I'm not sure but I think the distinction being made is "not magic" means you're expected to be able to understand how and why something works. And "magical" means it should be surprisingly easy to do what you want.

I agree, I'm not going to learn yet another DSL for describing basic programming constructs when I can just...use a programming language itself. The lack of TypeScript and LSP support for quite a few of these DSLs is also very annoying, you're basically reinventing new tooling for every new framework.
"HTML is not the mother language"

You don't need js to create a website, you only need HTML.

For dynamic UI you need a server, not javascript. Your server can render html, it doesn't have to serve json.

Have used: Angular, Vue, Polymer 1 and 2, React

Svelte is by far my favorite framework of the lot. It’s also the most productive for me.

No accounting for taste, I suppose. Writing JSX is a nightmare to me. It's like we've forgotten 20 years worth of hard-earned knowledge about the value of separation of concerns.
What is the value of separation of concerns when it comes to UI? Because I find not colocating the logic and styling for a component to be very annoying when it comes to looking for the right files.
The component DIR should have css, logic/js and template/markup. Seperation of concerns right down to component level. It really comes down to how organised the devs and their tools are.
Or you could put all that stuff in a single-file component or use JSX with atomic CSS or CSS in JS.
Do a 5 why for separation of concern and you'll find JSX is more logical.

You want things edited together to be closer in code also. A single file or couple of files next to each other that decide structure, behaviour and view of a component is better than few CSS/JS for whole site.

if that's what you thought separation of concerns meant it's best to forget it
JSX is an anti-pattern IMO. People just don’t wana see it as such.
I agree with you about separation of concerns, but I don't think JSX is the guilty party there, so much as the overarching frontend ethos that pushes the idea of "single file components" to extremes.
> It's like we've forgotten 20 years worth of hard-earned knowledge about the value of separation of concerns.

No. We haven't. Because there's a different separation of concerns: https://twitter.com/simonswiss/status/1664736786671869952

Yes, I also don't see the charm. JS/TS are more expressive, you can have composition and modular code natively. Also JSX is 99% HTML.
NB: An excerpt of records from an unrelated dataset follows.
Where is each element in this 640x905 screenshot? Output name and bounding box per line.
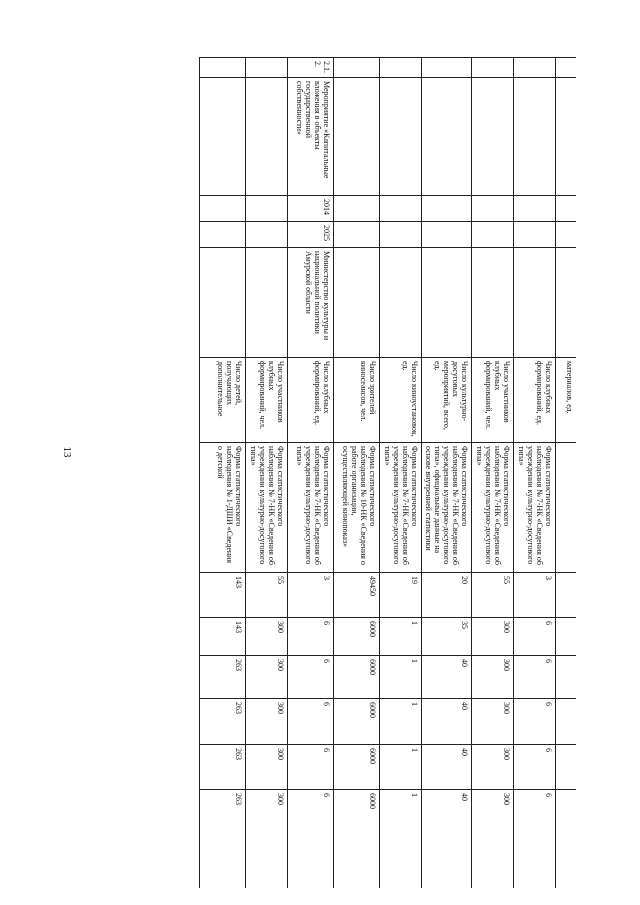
cell-num xyxy=(556,58,576,78)
cell-start xyxy=(200,196,246,222)
cell-y3: 40 xyxy=(422,699,472,745)
cell-executor xyxy=(200,248,246,358)
cell-base: 3 xyxy=(288,573,334,618)
cell-end xyxy=(246,222,288,248)
cell-y4: 40 xyxy=(422,745,472,790)
cell-y5: 1 xyxy=(380,790,422,889)
cell-num xyxy=(514,58,556,78)
cell-base: 19 xyxy=(380,573,422,618)
cell-y4: 6 xyxy=(514,745,556,790)
cell-form: Форма статистического наблюдения № 1-ДШИ «Сведения о детской xyxy=(200,443,246,573)
cell-activity xyxy=(334,78,380,196)
cell-form xyxy=(556,443,576,573)
cell-executor xyxy=(334,248,380,358)
cell-y3 xyxy=(556,699,576,745)
cell-y2: 300 xyxy=(246,656,288,699)
cell-start xyxy=(556,196,576,222)
cell-end: 2025 xyxy=(288,222,334,248)
cell-y3: 1 xyxy=(380,699,422,745)
cell-base: 20 xyxy=(422,573,472,618)
cell-y2: 6 xyxy=(288,656,334,699)
cell-form: Форма статистического наблюдения № 10-НК «Сведения о работе организации, осуществляющей кинопоказ» xyxy=(334,443,380,573)
cell-num xyxy=(334,58,380,78)
cell-end xyxy=(514,222,556,248)
cell-y4 xyxy=(556,745,576,790)
cell-y4: 6 xyxy=(288,745,334,790)
cell-indicator: Число клубных формирований, ед. xyxy=(514,358,556,443)
table-row xyxy=(514,58,556,889)
cell-y5: 6 xyxy=(288,790,334,889)
cell-form: Форма статистического наблюдения № 7-НК «Сведения об учреждении культурно-досугового типа», официальные данные на основе внутренней статистики xyxy=(422,443,472,573)
cell-executor xyxy=(472,248,514,358)
cell-end xyxy=(556,222,576,248)
cell-executor xyxy=(422,248,472,358)
page-rotator xyxy=(88,57,576,888)
cell-form: Форма статистического наблюдения № 7-НК «Сведения об учреждении культурно-досугового типа» xyxy=(288,443,334,573)
cell-base: 55 xyxy=(472,573,514,618)
cell-activity xyxy=(380,78,422,196)
cell-activity xyxy=(200,78,246,196)
cell-y3: 6000 xyxy=(334,699,380,745)
cell-start xyxy=(514,196,556,222)
cell-end xyxy=(334,222,380,248)
table-row xyxy=(422,58,472,889)
cell-executor xyxy=(514,248,556,358)
cell-executor xyxy=(246,248,288,358)
table-row xyxy=(380,58,422,889)
cell-end xyxy=(472,222,514,248)
cell-activity xyxy=(422,78,472,196)
cell-y4: 1 xyxy=(380,745,422,790)
cell-y5: 6000 xyxy=(334,790,380,889)
table-row xyxy=(288,58,334,889)
landscape-page xyxy=(88,57,576,888)
cell-y2: 6000 xyxy=(334,656,380,699)
cell-y1: 143 xyxy=(200,618,246,656)
cell-end xyxy=(422,222,472,248)
cell-activity xyxy=(472,78,514,196)
cell-indicator: Число клубных формирований, ед. xyxy=(288,358,334,443)
cell-start xyxy=(472,196,514,222)
cell-y1: 300 xyxy=(472,618,514,656)
cell-y5: 6 xyxy=(514,790,556,889)
cell-y1: 300 xyxy=(246,618,288,656)
cell-end xyxy=(200,222,246,248)
cell-y2: 1 xyxy=(380,656,422,699)
cell-base: 3 xyxy=(514,573,556,618)
cell-activity xyxy=(246,78,288,196)
cell-start xyxy=(422,196,472,222)
cell-start xyxy=(334,196,380,222)
cell-y4: 263 xyxy=(200,745,246,790)
cell-y4: 6000 xyxy=(334,745,380,790)
cell-base: 143 xyxy=(200,573,246,618)
cell-y4: 300 xyxy=(472,745,514,790)
cell-y1: 6 xyxy=(288,618,334,656)
cell-end xyxy=(380,222,422,248)
cell-num xyxy=(380,58,422,78)
table-row xyxy=(200,58,246,889)
cell-num xyxy=(246,58,288,78)
cell-y2 xyxy=(556,656,576,699)
cell-y3: 6 xyxy=(288,699,334,745)
cell-start xyxy=(380,196,422,222)
cell-base xyxy=(556,573,576,618)
cell-y5: 300 xyxy=(472,790,514,889)
table-row xyxy=(556,58,576,889)
cell-form: Форма статистического наблюдения № 7-НК «Сведения об учреждении культурно-досугового типа» xyxy=(246,443,288,573)
cell-start xyxy=(246,196,288,222)
cell-y5: 40 xyxy=(422,790,472,889)
cell-activity xyxy=(556,78,576,196)
table-row xyxy=(472,58,514,889)
page-number: 13 xyxy=(61,446,73,458)
cell-num xyxy=(422,58,472,78)
cell-form: Форма статистического наблюдения № 7-НК «Сведения об учреждении культурно-досугового типа» xyxy=(514,443,556,573)
cell-activity xyxy=(514,78,556,196)
cell-y1: 6 xyxy=(514,618,556,656)
cell-y3: 300 xyxy=(246,699,288,745)
cell-form: Форма статистического наблюдения № 7-НК «Сведения об учреждении культурно-досугового типа» xyxy=(472,443,514,573)
cell-num xyxy=(200,58,246,78)
cell-y2: 300 xyxy=(472,656,514,699)
cell-y5: 300 xyxy=(246,790,288,889)
cell-y1: 1 xyxy=(380,618,422,656)
cell-y3: 6 xyxy=(514,699,556,745)
cell-executor xyxy=(380,248,422,358)
table-body xyxy=(200,58,576,889)
cell-y3: 300 xyxy=(472,699,514,745)
cell-base: 49450 xyxy=(334,573,380,618)
cell-indicator: Число культурно-досуговых мероприятий, всего, ед. xyxy=(422,358,472,443)
cell-base: 55 xyxy=(246,573,288,618)
cell-y5 xyxy=(556,790,576,889)
cell-indicator: Число киноустановок, ед. xyxy=(380,358,422,443)
cell-start: 2014 xyxy=(288,196,334,222)
cell-activity: Мероприятие «Капитальные вложения в объекты государственной собственности» xyxy=(288,78,334,196)
cell-y2: 6 xyxy=(514,656,556,699)
cell-y3: 263 xyxy=(200,699,246,745)
cell-indicator: материалов, ед. xyxy=(556,358,576,443)
cell-indicator: Число участников клубных формирований, чел. xyxy=(246,358,288,443)
cell-indicator: Число детей, получающих дополнительное xyxy=(200,358,246,443)
cell-y4: 300 xyxy=(246,745,288,790)
cell-y2: 40 xyxy=(422,656,472,699)
cell-num xyxy=(472,58,514,78)
cell-form: Форма статистического наблюдения № 7-НК «Сведения об учреждении культурно-досугового типа» xyxy=(380,443,422,573)
cell-num: 2.1.2. xyxy=(288,58,334,78)
cell-y5: 263 xyxy=(200,790,246,889)
cell-y1 xyxy=(556,618,576,656)
cell-y2: 263 xyxy=(200,656,246,699)
cell-y1: 6000 xyxy=(334,618,380,656)
table-row xyxy=(334,58,380,889)
cell-indicator: Число зрителей киносеансов, чел. xyxy=(334,358,380,443)
cell-indicator: Число участников клубных формирований, чел. xyxy=(472,358,514,443)
cell-y1: 35 xyxy=(422,618,472,656)
table-row xyxy=(246,58,288,889)
indicator-table xyxy=(200,57,577,888)
cell-executor xyxy=(556,248,576,358)
cell-executor: Министерство культуры и национальной политики Амурской области xyxy=(288,248,334,358)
With HTML first solutions, we sprinkle it with some # language which is neither simpler nor as expressive. It looks simple in toy examples, but for large projects you end up with worse structure.

> Magical, not magic - I really don't want it to feel magical either. I like explicit behavior and I think that is my problem with the whole wrap everything in observables approach. It's too magical.

Don't worry - they hint that they're gonna change it again in Svelte 5 anyway, so the suckers using it can throw away their code and start again with slightly less magic ...but hey, vibes!